The review was led by the former chief medical officer of England, Sir Liam Donaldson.
Enterprise Minister Jonathan Bell
The legislation which allows corporation tax to be devolved to Stormont has been passed at Westminster.
But with the DUP and Sinn Féin still deadlocked on welfare reform they have yet to agree 'a rate and a date' - the rate at which they'll set the devolved tax and the date from which it will apply.
Mr Bell will have to reassure potential investors that reduced corporation tax is coming and they should continue planning for it.
Major changes are coming to the renewable energy industry in Northern Ireland, driven by changes to the UK-wide subsidy system.
Renewable energy projects which in the past were guaranteed a grant will now have to take part in UK-wide competition for subsidy payments.
Mr Bell will have to decide if the executive's target of having 40% of electricity generation from renewables by 2020 will have to be abandoned as a consequence.
Northern Ireland has struggled to grow its exporting base - some of that is down to external factors such as the Eurozone crisis.
However, very few companies in Northern Ireland are exporters and that needs to change if the economy is to grow.
The NI Chamber of Commerce has told MLAs that the executive's plan for exports is "fragmented" and that more needs to be done to recognise that every business looking to export has different requirement.
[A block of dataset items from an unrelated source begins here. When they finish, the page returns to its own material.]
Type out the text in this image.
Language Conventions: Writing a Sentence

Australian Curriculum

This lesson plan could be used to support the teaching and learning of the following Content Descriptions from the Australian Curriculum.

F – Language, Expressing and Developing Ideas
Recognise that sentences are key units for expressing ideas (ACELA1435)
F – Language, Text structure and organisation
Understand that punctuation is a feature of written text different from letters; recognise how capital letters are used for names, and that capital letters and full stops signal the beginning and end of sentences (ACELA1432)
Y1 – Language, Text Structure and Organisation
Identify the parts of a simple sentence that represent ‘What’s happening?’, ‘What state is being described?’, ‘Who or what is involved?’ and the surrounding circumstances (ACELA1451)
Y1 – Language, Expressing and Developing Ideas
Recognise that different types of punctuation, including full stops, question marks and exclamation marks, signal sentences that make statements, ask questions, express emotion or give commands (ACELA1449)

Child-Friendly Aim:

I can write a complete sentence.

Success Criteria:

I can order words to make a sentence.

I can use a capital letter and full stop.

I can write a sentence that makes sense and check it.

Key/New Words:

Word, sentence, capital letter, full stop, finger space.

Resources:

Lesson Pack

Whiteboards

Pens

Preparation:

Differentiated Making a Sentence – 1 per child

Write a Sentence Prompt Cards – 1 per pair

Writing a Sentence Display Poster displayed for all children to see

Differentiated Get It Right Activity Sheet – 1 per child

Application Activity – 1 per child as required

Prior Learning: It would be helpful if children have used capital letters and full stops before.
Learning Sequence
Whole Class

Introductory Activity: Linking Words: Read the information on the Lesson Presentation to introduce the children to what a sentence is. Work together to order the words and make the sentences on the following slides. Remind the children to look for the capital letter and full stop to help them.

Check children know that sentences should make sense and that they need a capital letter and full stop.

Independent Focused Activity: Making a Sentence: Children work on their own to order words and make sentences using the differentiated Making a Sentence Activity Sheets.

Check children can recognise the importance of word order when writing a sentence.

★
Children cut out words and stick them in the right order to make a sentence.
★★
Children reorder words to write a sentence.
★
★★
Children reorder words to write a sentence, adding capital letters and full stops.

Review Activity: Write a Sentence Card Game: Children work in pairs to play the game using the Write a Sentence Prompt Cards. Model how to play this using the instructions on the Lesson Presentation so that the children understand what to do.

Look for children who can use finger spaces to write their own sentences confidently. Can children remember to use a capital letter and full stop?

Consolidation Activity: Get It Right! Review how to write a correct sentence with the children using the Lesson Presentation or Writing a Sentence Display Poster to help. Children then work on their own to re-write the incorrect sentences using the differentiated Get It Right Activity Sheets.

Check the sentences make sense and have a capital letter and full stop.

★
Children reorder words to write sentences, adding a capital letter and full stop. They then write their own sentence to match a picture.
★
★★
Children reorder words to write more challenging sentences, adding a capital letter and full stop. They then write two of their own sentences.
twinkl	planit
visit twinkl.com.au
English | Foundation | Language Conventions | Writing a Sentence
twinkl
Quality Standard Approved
Mr Bell will be keen to build on some steady improvement in Northern Ireland tourism.
There are some weak spots to be tackled, including the struggle to attract visitors from the Republic of Ireland.
One fundamental issue to be addressed is opening up new air routes, particularly to places like Germany and Scandinavia.
An air routes development fund is under consideration for introduction next year.